Поднялась суета. Воины, купцы, женщины — все спешили принарядиться и убрать себя драгоценностями. Только черные рабы и рабыни оставались безучастными. И лишь один из них, негр-исполин Апáп, обернул бедра куском шерстяной материи и надел на запястье модный браслет. Громко смеясь, он подхватил на руки маленькую светлокожую рабыню и, несмотря на ее протестующие крики, закружил ее в воздухе и бережно опустил на палубу. Девушка осыпала его бранью. Все засмеялись. Улыбались и рабыни, — им по душе была эта привязанность двух столь разных по цвету кожи людей. Еще вчера Нилуфар и Хэка были равны. Теперь Нилуфар оружием своей красоты покорила Манибандха, а Хэка сложила стрелы своих чар перед обаянием черного великана. В гневе Апап напоминал дикого зверя, однако с любимой был кроток, как ягненок. Маленькая Хэка очень любила своего гиганта, но сейчас она рассердилась на него и, надув губы, отошла к своей новой госпоже.

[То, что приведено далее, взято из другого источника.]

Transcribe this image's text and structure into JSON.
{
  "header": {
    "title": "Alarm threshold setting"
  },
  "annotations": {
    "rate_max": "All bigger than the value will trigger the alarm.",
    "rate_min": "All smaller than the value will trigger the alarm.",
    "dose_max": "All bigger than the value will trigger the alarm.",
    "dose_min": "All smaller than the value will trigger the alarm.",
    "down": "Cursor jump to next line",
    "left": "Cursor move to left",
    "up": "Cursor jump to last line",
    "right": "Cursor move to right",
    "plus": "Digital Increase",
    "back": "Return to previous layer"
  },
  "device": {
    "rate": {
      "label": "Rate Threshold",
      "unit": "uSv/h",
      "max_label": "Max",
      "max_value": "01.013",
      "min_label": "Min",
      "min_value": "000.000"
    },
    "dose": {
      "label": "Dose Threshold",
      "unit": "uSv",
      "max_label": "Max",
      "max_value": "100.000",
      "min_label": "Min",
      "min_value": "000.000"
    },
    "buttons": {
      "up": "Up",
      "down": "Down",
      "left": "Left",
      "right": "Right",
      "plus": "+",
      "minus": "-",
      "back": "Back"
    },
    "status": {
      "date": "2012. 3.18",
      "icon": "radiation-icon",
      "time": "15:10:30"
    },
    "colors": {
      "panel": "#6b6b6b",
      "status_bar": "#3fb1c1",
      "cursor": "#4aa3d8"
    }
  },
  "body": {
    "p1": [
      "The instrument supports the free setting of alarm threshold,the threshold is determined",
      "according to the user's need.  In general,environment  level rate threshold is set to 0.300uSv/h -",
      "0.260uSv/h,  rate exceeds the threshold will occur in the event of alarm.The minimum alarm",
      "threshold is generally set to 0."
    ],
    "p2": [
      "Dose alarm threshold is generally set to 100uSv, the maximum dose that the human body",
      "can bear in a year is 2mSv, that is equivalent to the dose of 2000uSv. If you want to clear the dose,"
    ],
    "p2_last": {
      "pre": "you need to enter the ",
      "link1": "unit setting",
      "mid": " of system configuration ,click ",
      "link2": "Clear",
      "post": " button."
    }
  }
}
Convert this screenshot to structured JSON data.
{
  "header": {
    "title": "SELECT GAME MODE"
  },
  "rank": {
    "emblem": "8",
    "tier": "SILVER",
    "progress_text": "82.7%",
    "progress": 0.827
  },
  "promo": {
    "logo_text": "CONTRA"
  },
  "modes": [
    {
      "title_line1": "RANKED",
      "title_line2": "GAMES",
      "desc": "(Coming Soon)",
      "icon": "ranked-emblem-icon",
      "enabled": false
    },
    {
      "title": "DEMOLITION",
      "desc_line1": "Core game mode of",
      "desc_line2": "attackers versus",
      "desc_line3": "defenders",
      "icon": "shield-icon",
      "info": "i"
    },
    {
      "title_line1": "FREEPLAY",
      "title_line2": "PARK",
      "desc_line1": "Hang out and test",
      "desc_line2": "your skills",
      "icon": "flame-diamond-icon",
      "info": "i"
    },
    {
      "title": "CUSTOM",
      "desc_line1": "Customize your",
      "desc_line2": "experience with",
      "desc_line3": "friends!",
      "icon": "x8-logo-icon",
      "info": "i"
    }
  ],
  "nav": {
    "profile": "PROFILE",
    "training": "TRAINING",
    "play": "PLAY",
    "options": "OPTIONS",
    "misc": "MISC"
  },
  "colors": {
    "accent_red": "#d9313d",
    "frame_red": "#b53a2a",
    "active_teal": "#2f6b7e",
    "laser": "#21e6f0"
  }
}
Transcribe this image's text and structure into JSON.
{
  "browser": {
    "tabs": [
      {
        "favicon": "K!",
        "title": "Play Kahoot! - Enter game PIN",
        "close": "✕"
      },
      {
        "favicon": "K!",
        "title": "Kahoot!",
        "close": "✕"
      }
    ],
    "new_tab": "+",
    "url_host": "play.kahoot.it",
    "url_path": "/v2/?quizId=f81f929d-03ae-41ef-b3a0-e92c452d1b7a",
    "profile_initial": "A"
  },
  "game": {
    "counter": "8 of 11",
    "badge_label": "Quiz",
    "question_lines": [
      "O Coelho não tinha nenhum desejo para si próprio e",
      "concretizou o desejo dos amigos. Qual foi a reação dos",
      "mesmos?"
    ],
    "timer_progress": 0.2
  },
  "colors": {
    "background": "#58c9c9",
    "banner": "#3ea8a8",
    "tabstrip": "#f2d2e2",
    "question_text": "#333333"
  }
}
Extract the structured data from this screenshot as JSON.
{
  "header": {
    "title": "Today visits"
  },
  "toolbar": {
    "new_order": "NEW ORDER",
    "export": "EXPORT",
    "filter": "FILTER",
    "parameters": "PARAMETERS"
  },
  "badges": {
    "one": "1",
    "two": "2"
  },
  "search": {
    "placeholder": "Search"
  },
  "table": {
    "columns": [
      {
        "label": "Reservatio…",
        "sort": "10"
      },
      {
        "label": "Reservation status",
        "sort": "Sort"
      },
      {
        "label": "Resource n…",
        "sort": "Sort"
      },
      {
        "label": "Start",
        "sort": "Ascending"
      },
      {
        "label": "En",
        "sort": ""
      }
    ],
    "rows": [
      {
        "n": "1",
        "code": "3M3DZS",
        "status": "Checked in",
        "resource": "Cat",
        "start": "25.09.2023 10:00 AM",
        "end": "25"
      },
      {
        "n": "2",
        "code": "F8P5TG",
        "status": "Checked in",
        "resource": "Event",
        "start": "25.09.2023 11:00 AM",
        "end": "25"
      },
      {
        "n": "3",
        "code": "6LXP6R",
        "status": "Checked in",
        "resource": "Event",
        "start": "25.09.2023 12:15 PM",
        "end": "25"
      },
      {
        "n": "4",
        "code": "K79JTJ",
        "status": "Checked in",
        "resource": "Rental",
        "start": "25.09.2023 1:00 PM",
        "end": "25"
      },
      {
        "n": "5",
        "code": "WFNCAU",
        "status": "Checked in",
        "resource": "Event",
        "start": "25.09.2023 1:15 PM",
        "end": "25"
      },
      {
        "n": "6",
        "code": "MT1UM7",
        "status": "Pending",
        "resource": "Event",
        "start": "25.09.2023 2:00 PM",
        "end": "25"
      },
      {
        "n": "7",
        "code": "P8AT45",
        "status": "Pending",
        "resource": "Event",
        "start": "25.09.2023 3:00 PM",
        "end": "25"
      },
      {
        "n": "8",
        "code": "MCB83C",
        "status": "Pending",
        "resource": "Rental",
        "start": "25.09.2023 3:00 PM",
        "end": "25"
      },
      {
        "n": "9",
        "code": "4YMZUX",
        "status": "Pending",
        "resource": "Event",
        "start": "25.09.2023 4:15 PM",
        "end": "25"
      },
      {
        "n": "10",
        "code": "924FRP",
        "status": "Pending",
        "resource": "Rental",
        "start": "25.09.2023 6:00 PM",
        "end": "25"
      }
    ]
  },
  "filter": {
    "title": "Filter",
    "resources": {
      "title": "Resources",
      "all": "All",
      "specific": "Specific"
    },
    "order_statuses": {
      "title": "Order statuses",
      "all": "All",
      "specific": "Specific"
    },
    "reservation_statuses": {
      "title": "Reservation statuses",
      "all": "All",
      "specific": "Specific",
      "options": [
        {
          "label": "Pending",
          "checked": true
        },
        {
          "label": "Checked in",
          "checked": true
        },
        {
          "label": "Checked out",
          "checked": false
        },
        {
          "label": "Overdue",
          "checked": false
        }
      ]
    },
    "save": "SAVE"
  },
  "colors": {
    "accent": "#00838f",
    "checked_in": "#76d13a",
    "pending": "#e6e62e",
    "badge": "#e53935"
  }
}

Нилуфар тоже смеялась над выходкой Апапа.

— Этот Апап настоящий дьявол мрака! — сказала Хэка.

— Но, Хэка, — ласково возразила Нилуфар, — зато подумай, как сияет в этом мраке свет любви!

Девушка зарделась.

— Полно, Хэка, — сказала Нилуфар. — Разве не ты со слезами уверяла меня, что не можешь жить без Апапа?! Неужели напрасно просила я господина не разлучать вас?

Хэка припала к ногам Нилуфар.

— О госпожа!

Щеки Нилуфар залил багрянец смущения. Да, отныне она госпожа! Отныне она не вправе любить этих несчастных людей. Будь на ее месте женщина высокого происхождения, она сейчас не снизошла бы даже до улыбки. Но ведь Нилуфар выросла вместе с Хэкой!

Когда они однажды пришли вместе к звездочету, тот, посмотрев на ладонь Нилуфар, сказал: «Быть тебе госпожой!» Хэке он объявил: «А ты станешь женой зверя!» Как ликовала тогда Нилуфар, и сколько горьких слез пролила Хэка! И вот сегодня Хэка-рабыня счастлива и беззаботна со своим зверем, а Нилуфар — жена господина — походит на небо, с которого не льет дождь, но и не сходят тучи.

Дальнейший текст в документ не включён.